FaktenBlitz
RSS
Zurück zur Übersicht
Wissenschaft

Warme See verstärkten Stürme in Südkorea

Schwere Regenfälle und tropische Systeme im Pazifik

Der südkoreanische Premierminister Han Seong-sook traf sich mit Beamten, um sich auf starke Regenfälle vorzubereiten, die in dieser Woche erwartet wurden. Die Niederschlagsmengen in den zentralen und nördlichen Teilen des Landes verzeichneten in einigen Gebieten eine Prognose, die 200 Millimeter überschritt. Südkorea erlebte bereits Anfang des Monats starke Regenfälle, und einige Regionen waren besonders hart getroffen. Am Wochenende drängten weitere Gewitter in die Region vor, und diese sollten bis Montag zu Störungen führen. Diese starken Regenfälle entstanden durch eine Reihe von heftigen Gewittern, die über dem Gelben Meer auf der westlichen Seite Südkoreas entwickelten und am Montag langsam nach Osten vorstießen, bevor sie am Dienstag nachließen. Diese Stürme wurden durch das sehr warme Gelbe Meer verstärkt, dessen Oberflächentemperatur 29 Grad Celsius erreichte, was vier Grad über dem klimatologischen Durchschnitt lag.

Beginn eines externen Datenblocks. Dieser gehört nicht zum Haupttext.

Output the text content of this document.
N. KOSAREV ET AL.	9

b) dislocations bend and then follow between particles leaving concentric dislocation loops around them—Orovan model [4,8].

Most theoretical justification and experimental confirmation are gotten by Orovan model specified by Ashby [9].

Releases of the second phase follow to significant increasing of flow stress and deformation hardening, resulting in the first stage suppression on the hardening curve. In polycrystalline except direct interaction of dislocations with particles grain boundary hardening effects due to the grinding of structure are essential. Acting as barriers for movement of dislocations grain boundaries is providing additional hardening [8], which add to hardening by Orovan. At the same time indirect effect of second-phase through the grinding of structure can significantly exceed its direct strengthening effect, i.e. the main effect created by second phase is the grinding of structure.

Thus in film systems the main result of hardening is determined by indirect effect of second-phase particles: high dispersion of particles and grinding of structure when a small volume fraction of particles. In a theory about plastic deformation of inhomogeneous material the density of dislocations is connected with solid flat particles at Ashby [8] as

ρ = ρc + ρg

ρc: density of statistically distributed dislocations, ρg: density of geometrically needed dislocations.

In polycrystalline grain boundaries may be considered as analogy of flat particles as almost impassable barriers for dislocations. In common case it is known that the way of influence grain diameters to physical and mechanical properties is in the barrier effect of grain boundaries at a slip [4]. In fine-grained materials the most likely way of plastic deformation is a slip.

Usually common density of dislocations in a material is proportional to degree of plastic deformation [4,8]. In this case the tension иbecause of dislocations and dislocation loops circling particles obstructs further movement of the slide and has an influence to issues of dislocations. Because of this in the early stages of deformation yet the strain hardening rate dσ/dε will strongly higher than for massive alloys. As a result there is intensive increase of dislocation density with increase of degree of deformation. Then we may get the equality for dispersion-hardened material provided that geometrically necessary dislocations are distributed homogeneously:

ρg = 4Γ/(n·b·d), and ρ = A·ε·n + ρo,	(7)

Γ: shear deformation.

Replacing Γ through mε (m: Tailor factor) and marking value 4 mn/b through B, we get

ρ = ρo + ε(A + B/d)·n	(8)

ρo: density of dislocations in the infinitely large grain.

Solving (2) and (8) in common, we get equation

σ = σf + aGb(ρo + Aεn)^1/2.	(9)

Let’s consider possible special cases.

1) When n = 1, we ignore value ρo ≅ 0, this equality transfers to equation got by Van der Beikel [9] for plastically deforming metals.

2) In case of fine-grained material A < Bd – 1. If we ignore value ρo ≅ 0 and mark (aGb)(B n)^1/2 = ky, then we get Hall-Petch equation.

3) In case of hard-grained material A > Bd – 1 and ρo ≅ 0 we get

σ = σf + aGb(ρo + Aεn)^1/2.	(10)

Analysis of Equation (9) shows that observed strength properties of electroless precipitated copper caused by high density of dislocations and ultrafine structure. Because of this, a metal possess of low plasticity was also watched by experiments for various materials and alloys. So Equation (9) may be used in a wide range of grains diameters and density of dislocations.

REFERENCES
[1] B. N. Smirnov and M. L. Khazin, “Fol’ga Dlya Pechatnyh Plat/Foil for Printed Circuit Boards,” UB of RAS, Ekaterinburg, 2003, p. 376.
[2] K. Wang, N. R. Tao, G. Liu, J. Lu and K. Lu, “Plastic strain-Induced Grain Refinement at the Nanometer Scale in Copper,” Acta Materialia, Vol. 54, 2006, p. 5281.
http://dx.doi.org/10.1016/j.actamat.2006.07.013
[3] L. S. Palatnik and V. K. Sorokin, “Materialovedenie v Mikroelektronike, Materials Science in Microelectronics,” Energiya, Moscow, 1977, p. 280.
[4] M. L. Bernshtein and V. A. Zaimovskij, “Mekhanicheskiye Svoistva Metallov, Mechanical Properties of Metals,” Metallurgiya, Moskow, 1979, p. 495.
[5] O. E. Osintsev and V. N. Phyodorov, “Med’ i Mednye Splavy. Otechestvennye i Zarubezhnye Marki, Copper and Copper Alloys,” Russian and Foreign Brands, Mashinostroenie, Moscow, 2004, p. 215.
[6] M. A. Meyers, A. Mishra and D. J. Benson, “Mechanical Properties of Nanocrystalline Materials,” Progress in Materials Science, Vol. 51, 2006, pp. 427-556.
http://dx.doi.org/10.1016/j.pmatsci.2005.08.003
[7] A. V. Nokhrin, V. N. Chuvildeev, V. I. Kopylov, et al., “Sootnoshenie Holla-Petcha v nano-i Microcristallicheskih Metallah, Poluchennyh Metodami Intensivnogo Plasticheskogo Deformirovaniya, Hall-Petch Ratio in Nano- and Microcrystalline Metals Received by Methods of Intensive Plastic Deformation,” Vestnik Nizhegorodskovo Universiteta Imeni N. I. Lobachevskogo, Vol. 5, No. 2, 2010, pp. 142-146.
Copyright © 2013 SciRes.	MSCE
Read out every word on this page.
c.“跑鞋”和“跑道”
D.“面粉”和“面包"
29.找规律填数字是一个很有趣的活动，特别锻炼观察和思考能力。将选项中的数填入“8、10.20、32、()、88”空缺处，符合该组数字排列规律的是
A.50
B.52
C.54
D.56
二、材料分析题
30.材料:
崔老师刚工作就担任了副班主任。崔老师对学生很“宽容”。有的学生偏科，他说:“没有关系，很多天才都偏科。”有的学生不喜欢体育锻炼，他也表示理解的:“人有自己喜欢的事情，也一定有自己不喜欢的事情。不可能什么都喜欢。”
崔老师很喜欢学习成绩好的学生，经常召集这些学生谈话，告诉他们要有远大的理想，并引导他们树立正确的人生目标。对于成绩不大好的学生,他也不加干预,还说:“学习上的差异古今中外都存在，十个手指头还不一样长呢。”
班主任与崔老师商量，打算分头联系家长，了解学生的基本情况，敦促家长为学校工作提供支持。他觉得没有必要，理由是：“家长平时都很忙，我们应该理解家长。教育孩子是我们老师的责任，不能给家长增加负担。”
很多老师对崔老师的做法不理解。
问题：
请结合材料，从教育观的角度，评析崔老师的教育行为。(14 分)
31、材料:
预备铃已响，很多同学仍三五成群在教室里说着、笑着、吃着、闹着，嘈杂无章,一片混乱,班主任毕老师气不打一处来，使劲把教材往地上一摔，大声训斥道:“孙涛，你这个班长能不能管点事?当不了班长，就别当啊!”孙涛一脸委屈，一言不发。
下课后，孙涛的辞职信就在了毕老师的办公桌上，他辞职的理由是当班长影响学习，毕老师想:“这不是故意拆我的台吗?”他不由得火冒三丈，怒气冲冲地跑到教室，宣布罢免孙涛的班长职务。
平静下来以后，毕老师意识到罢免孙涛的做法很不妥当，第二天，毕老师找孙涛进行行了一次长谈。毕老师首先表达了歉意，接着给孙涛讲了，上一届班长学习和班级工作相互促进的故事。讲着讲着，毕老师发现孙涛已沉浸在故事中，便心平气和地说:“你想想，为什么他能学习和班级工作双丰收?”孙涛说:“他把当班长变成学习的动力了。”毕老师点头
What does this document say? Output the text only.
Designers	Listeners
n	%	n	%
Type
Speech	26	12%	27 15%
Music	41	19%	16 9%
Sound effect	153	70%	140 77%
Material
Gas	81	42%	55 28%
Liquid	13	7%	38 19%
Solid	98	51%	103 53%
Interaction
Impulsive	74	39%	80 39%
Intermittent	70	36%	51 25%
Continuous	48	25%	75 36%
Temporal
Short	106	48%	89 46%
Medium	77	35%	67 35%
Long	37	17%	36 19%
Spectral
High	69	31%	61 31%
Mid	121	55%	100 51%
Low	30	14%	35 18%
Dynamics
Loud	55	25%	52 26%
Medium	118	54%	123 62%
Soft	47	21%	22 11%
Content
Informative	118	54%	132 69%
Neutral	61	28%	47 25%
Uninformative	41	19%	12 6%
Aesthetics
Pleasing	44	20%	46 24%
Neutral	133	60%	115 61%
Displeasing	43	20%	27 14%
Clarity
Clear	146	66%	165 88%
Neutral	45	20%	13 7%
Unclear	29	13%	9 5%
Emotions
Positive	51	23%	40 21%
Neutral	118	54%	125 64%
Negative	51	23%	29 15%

Thailand befand sich ebenfalls unter einer Warnung vor starkem bis sehr starkem Regen, während das Land die Mitte seiner Monsunzeit durchquerte, die von Mai bis Oktober reicht. In den Philippinen wurde die Provinz Tarlac aufgrund anhaltender starker Regenfälle im August in einen Katastrophenzustand versetzt. Im nördlichen Pazifik, der bereits eine aktive Taifun- und tropische Sturmzeit erlebte und diese Woche fortsetzen sollte, entwickelten sich mehrere tropische Systeme. Letzte Woche hatten Taifun Bang-lang und der tropische Sturm Etau sehr nahe beieinander entwickelt und nach Norden getrieben, obwohl keines der Systeme Land traf. Zwei weitere Systeme in der Nähe der Philippinen und Chinas hatten eine mittlere bis hohe Wahrscheinlichkeit, sich in tropische Wirbelstürme zu entwickeln. Für eine solche Entwicklung bedurften die Windgeschwindigkeiten von 39 Meilen pro Stunde (63 Kilometer pro Stunde).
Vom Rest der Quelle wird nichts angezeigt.